The Wasp Network also reflected on ways to thwart Ninoska Perez, the CANF spokeswoman and host of a local AM radio show on which she rails against Castro and takes calls from listeners who rail some more. Hernandez was especially incensed about some right-wing high jinx: She'd phone Havana, sweet-talk a government official for a moment, and then excoriate him or her for supporting a brutal dictator. "On a couple of occasions, I sent my evaluations on how ... one could do harm [to] or neutralize in some way the counterrevolutionary actions that originate here," Hernandez typed to the Directorate of Intelligence. "I am referring specifically to the telephone calls made by the radio stations to talk to the dissidents' from over there and the calls from Ninoska Perez trying to be funny.... She's gotten a lot of publicity here for making fun of many incidents as well as government agencies, including [former foreign minister Roberto] Robaina." Hernandez suggests that when Cuban officials are interviewed by Miami-based media, they note that the Cuban government earns money from phone calls originating in the United States. "We might be able to create a negative state of opinion about this fat son of a bitch [gorda h.p., in the original Spanish]. We might not be able to stop the calls, but we could cause some long-range or medium-range damage." He then writes he was pleased to hear rival Miami radio talk show host Francisco Aruca make the point on his show. "To my satisfaction [he] said that he had listened to two of Ninoska's calls that must have left the government of Cuba with $200, and that if he were Fidel Castro, he would tell all of his officials to talk a whole lot with that woman."

Hernandez's analysis of the counterrevolutionary prankster, though, led him to a radical idea: The guardians of the revolution could stand have more of a sense of humor.

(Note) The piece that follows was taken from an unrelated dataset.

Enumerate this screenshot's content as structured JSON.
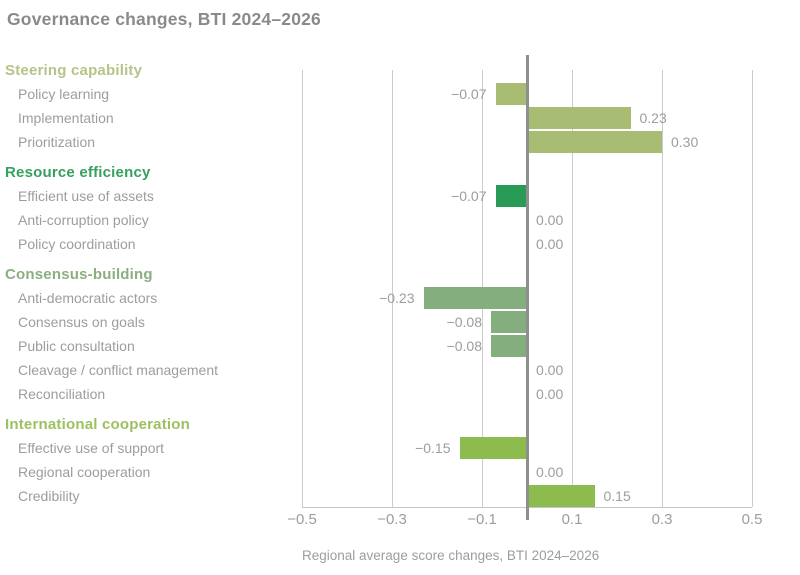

He informed his bosses that on this side of the Florida Straits, Cuban officials come across as "serious, schematic, and dogmatic, who are easy to make fun of and don't make fun of anyone. I think a little good humor and spark on the part of some of our comrades at the time of sparring, especially with the media in Miami, would go a long way."

But Gerardo Hernandez didn't find it very funny when he ran into a former CIA agent and "CANF terrorist" one day. Hernandez had been in the process of buying a VCR at the Costco supermarket on Biscayne Boulevard in North Miami Beach and was wheeling a shopping cart along when he came face to face with none other than Felix Rodriguez, the man credited with killing Che Guevara.

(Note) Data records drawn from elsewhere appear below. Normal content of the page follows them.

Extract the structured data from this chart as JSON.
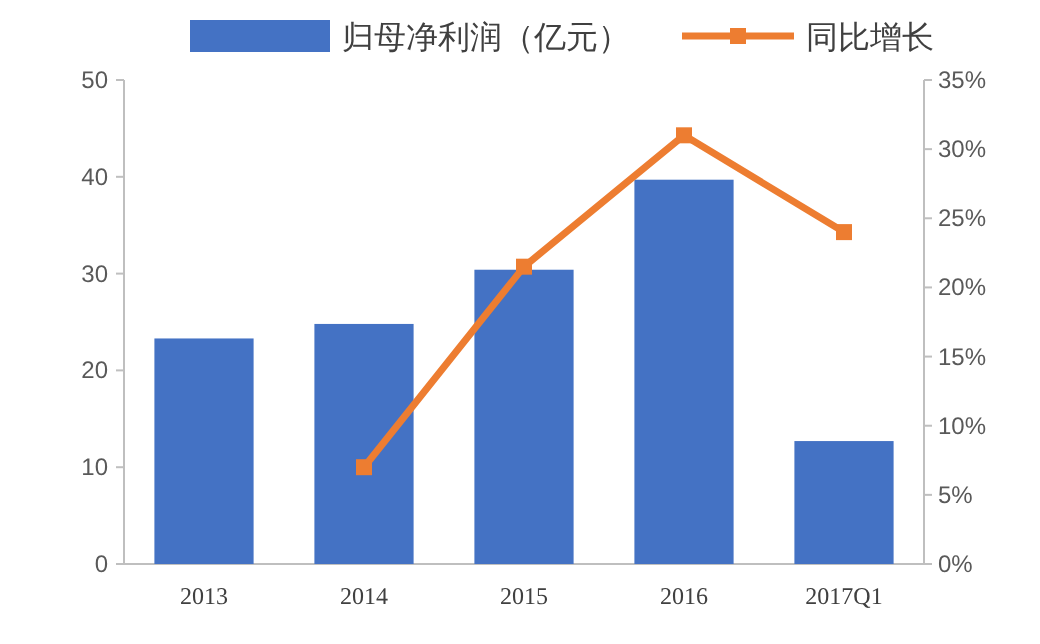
{
  "chart_data": {
    "type": "bar",
    "categories": [
      "2013",
      "2014",
      "2015",
      "2016",
      "2017Q1"
    ],
    "series": [
      {
        "name": "归母净利润（亿元）",
        "color": "#4472c4",
        "values": [
          23.3,
          24.8,
          30.4,
          39.7,
          12.7
        ]
      },
      {
        "name": "同比增长",
        "type": "line",
        "axis": "y2",
        "color": "#ed7d31",
        "marker": "square",
        "values": [
          null,
          7,
          21.5,
          31,
          24
        ]
      }
    ],
    "ylim": [
      0,
      50
    ],
    "yticks": [
      0,
      10,
      20,
      30,
      40,
      50
    ],
    "y2lim": [
      0,
      35
    ],
    "y2ticks": [
      {
        "value": 0,
        "label": "0%"
      },
      {
        "value": 5,
        "label": "5%"
      },
      {
        "value": 10,
        "label": "10%"
      },
      {
        "value": 15,
        "label": "15%"
      },
      {
        "value": 20,
        "label": "20%"
      },
      {
        "value": 25,
        "label": "25%"
      },
      {
        "value": 30,
        "label": "30%"
      },
      {
        "value": 35,
        "label": "35%"
      }
    ],
    "legend": "top",
    "grid": false
  }
}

Like Basulto and Posada, Rodriguez was one of Castro's wiliest foes in the early years of the revolution. After Cuban government troops crushed the April 1961 Bay of Pigs invasion, Rodriguez escaped to the Venezuelan embassy. He then joined the CIA and helped Bolivian troops track down Che in 1965 in Bolivia, where the Argentine doctor and Cuban revolutionary hero was killed shortly after his capture. In 1985 Rodriguez fought Castro indirectly on another battlefield, supervising secret supply flights to the Nicaraguan contras, an operation directed by White House aide Lt. Col. Oliver North. One of the men who helped Rodriguez was Luis Posada Carriles.

"Upon crossing each other's path, we looked at each other, and I knew it was him," Hernandez wrote in a message to Delgado, the intelligence chief in Havana. "He was wearing a green jacket, the kind photographers or journalists wear.... Since I was on my way to the cash register at the time when we crossed each other, I didn't want to continue walking around inside the store, because all the references we have about this person is that he is pretty shrewd and furthermore somewhat paranoid. For that reason I paid for what I had bought, and I went to the part of the building where the food court area is located, which is exactly in front of the registers, and one can see everybody when they are coming to pay on their way out." Hernandez noted that six minutes later, Rodriguez appeared in a checkout line.